Chronique Album
Date de sortie : 24.11.2023
Label : Practice Music
Rédigé par
Bertrand Corbaton, le 21 novembre 2023
La musique a ceci de magique dans sa faculté à véhiculer des images. Les photographies qui viennent à votre esprit, à l'écoute d'un morceau seront différentes selon la sensibilité, la culture ou l'expérience de celui qui la reçoit. Ainsi une musique, un son seront générateurs d'autant de films qu'il existe de personnalité. Néanmoins, certains ressorts permettent de réduire le champ des possibles et peuvent conduire votre imagination sur le chemin vers lequel l'artiste voudra vous amener. Chez Meadow Meadow, cette affirmation fonctionne totalement, bien aidé il est vrai par ce nom de groupe qui aiguille déjà utilement l'auditeur sur le territoire qui l'attend.

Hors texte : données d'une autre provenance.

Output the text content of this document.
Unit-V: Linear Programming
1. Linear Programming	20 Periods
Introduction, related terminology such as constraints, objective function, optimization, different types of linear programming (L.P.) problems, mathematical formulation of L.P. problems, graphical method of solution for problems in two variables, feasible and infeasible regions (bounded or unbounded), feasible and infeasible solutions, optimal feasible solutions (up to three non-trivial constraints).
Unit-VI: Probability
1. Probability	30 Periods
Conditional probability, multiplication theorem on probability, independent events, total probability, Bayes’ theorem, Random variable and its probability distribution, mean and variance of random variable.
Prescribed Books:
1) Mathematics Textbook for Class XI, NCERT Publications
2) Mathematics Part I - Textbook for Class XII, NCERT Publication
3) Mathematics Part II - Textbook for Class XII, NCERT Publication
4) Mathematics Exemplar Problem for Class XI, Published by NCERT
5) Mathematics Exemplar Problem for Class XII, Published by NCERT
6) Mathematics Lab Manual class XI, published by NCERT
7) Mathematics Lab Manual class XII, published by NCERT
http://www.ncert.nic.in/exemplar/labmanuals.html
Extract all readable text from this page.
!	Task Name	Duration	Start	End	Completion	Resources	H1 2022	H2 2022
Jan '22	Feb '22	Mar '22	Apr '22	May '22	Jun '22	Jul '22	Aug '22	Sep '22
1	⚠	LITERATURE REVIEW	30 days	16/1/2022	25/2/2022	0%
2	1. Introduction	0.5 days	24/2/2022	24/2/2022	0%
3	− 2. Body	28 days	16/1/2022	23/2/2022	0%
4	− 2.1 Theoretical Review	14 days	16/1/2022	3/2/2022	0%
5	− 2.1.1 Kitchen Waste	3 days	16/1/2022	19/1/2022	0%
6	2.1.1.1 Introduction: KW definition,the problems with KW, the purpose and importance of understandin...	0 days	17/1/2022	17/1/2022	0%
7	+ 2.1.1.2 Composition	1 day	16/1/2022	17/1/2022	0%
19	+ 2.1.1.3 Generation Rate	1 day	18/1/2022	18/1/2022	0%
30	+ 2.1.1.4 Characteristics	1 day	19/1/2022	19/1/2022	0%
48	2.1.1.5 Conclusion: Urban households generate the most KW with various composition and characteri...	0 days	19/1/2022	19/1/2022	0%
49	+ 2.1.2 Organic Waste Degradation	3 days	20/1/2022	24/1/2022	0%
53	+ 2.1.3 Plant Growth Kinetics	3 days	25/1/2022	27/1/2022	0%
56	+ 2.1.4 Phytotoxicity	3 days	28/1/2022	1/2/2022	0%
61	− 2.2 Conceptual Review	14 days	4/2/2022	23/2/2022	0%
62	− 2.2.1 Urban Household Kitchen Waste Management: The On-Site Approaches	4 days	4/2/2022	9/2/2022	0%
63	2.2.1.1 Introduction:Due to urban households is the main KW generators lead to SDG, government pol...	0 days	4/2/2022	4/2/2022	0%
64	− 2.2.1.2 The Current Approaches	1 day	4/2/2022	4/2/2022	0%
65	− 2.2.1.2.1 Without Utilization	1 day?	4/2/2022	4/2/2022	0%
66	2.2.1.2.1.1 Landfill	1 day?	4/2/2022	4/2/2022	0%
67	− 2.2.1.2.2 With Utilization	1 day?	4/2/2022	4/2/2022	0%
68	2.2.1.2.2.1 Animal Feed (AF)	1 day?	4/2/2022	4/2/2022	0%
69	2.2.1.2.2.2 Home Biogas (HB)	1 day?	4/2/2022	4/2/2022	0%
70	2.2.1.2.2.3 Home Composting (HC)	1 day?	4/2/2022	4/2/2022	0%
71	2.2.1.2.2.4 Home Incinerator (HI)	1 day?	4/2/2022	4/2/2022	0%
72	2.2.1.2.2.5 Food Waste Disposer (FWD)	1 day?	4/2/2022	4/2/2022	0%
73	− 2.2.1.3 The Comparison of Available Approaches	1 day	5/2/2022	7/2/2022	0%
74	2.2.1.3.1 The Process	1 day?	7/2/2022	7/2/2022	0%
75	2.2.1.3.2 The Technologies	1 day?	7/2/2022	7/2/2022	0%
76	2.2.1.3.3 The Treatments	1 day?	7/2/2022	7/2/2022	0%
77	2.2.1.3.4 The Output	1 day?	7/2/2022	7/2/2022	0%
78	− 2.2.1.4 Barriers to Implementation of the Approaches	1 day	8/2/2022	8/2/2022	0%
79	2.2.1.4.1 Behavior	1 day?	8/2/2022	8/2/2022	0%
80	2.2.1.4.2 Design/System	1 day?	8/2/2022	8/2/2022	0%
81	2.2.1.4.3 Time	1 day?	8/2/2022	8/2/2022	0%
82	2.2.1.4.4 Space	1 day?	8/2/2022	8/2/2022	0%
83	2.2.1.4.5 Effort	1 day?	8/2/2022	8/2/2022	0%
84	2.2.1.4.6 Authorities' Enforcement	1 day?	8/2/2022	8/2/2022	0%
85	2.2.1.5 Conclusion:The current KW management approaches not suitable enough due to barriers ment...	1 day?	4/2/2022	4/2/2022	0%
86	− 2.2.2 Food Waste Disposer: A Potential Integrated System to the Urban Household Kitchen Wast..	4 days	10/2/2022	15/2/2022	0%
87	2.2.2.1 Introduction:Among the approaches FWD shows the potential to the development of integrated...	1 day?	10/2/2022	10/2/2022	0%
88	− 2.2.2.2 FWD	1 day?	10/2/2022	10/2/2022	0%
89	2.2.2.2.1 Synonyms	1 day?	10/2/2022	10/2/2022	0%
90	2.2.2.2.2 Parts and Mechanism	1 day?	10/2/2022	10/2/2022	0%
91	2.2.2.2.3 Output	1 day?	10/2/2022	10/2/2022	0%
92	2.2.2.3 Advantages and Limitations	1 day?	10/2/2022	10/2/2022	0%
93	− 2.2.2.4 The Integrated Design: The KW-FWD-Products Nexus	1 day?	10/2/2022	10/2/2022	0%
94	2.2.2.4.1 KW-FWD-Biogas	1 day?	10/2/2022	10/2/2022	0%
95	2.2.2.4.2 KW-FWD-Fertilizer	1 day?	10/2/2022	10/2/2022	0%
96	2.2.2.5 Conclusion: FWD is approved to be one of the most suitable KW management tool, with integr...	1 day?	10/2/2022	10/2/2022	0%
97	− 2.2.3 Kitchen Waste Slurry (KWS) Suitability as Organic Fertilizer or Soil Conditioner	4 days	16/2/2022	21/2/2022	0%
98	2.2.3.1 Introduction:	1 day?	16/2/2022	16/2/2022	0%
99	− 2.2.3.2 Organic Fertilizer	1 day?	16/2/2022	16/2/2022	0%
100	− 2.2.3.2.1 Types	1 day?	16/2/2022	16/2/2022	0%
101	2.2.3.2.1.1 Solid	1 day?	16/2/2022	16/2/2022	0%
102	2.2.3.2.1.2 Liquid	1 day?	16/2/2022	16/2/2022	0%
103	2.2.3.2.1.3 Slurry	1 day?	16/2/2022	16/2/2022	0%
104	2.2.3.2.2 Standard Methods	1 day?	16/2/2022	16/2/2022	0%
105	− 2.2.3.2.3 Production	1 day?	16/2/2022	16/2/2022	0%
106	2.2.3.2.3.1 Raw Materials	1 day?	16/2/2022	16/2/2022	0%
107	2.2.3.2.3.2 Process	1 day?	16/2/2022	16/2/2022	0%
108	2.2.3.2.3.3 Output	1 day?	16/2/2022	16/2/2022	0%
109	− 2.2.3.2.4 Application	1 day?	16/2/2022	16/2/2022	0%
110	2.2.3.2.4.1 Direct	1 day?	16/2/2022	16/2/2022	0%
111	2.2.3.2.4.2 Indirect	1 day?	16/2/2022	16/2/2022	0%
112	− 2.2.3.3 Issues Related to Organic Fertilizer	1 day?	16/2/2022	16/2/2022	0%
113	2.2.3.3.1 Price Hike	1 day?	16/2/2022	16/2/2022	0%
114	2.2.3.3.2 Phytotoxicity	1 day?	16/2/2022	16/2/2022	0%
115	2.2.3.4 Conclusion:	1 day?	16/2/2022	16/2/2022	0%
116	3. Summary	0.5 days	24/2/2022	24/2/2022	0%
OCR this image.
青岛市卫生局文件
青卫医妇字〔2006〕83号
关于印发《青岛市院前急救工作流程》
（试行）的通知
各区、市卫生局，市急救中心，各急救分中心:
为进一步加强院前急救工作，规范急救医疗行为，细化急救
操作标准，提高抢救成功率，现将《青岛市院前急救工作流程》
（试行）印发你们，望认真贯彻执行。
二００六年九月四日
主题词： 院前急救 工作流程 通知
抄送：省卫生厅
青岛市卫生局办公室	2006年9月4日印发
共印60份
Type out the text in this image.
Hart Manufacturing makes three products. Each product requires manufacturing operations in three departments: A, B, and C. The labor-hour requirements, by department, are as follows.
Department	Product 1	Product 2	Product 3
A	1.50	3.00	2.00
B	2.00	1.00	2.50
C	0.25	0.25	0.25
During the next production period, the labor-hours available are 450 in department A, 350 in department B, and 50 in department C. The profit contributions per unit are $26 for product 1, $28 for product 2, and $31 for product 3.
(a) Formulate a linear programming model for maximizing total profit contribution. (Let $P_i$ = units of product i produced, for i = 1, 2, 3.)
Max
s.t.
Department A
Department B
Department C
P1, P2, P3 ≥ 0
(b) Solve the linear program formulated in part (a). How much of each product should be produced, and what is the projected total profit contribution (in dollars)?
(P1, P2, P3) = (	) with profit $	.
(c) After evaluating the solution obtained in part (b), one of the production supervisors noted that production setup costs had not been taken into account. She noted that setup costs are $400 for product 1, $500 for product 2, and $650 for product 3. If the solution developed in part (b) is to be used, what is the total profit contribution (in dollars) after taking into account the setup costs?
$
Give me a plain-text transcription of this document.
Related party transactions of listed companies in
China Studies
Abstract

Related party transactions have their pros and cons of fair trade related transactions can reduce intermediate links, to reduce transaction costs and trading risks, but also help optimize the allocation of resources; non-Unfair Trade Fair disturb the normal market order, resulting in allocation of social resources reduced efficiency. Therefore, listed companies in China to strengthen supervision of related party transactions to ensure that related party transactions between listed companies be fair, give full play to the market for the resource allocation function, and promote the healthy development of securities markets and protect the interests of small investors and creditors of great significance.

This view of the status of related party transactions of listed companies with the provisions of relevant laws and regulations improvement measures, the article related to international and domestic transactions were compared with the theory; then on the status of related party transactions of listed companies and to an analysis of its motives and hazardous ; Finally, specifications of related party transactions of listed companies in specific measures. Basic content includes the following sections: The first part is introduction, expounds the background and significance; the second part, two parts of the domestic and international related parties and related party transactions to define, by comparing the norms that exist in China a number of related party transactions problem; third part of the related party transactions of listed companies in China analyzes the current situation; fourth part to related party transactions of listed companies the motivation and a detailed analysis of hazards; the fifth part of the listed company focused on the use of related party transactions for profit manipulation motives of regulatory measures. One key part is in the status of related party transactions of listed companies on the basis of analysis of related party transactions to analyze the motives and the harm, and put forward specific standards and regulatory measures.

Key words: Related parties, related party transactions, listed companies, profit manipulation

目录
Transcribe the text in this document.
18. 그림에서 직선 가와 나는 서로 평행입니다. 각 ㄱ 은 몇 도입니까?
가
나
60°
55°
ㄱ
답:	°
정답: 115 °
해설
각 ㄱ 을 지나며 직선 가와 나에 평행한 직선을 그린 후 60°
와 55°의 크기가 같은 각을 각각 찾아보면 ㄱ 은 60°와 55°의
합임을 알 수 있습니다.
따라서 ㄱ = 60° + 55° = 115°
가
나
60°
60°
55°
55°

Certes, le premier EP Silhouettes sorti en 2021 avait également donné bien des indications sur l'univers de la formation, et You Are So Alive qui nous intéresse aujourd'hui ne va pas réellement brouiller les pistes tant il est une suite évidente aux travaux présentés deux ans plus tôt. Meadow Meadow est un groupe dont la musique sent la campagne et les herbes hautes. Ce disque et ses intonations très largement acoustiques sont une invitation à quitter le tumulte de la ville et son air vicié. Surtout, c'est une espèce de calme paresseux qui se dégage des compositions du groupe, comme sur l'indolent Exhaustion et son habillage au violon.
La musique de Meadow Meadow est caractérisée par une douceur extrême, interprétée notamment par les notes de piano fugaces qui arpentent leurs compositions. Ces musiciens semblent soucieux de vous plonger dans une léthargie infinie, à l'image de ce qu'il se passe sur le titre éponyme. Le lumineux et bien nommé In The Sun est comme un rayon qui se dépose sur un champ de blé, l'éveil de la nature sur la campagne. You Are So Alive est une parenthèse dans votre vie et semble avoir été conçu comme tel, une volonté de vous embarquer dans une balade sur des petits chemins, à l'image de A Narrow Road, délicat au possible. Parfois, le ton se fait plus grave comme sur Rain, mais il n'est question que d'un nuage un peu gris qui n'a pas vocation à troubler la traversée paisible que nous propose le groupe, et très vite la petite balade soyeuse You Are The Light nous ramène vers un terrain moins accidenté. À son extrémité, voici la perspective de la rencontre avec Lucille, au caractère plus nerveux, mais pourtant pleinement en adéquation avec le panorama d'ensemble.
Ces vacances estivales loin de la ville pourraient être un moment d'élévation, une bulle cotonneuse où l'on aime se réfugier. Pourtant, tout n'est pas si simple, et malgré les efforts déployés, c'est l'ennui qui finit par envahir le voyageur. Sur Talulah, la balade est ennuyeuse au point qu'elle semble ne plus finir, et quand arrive In The Tall Room, nous voici à nous sentir comme un randonneur à la recherche du moindre petit signal réseau pour mettre fin à ce désarroi quelques instants. On comprend alors que Meadow Meadow nous ont embarqué dans un traquenard, et que les belles promesses ne seront pas suivies d'effet tant You Are So Alive manque d'un souffle de vie qui donnerait corps à l'ensemble.
Malheureusement, rien ne se passe ici et malgré de belles intentions et une assurance certaine, le voyage se transforme rapidement en encéphalogramme plat, en cheminement sans aspérité et sans surprise. Au bout de cette trop monotone escapade, l'impression de n'avoir rien vécu est prégnant. You Are So Alive est tel un clignement des yeux, une traversée d'un village à l'autre où vous auriez dormi tout le long. Ainsi, sous couvert de simplicité, de vouloir dépouiller son propos pour quelque chose d'authentique, la musique de Meadow Meadow renvoie une fausse image cérébrale bien fade, qui ne touche pas. C'est assez dommageable car le potentiel de ces jeunes gens n'est absolument pas à mettre en cause. Mais la proposition d'un tel voyage engage à un supplément d'âme que You Are So Alive n'est malheureusement pour l'instant pas en mesure de vous apporter.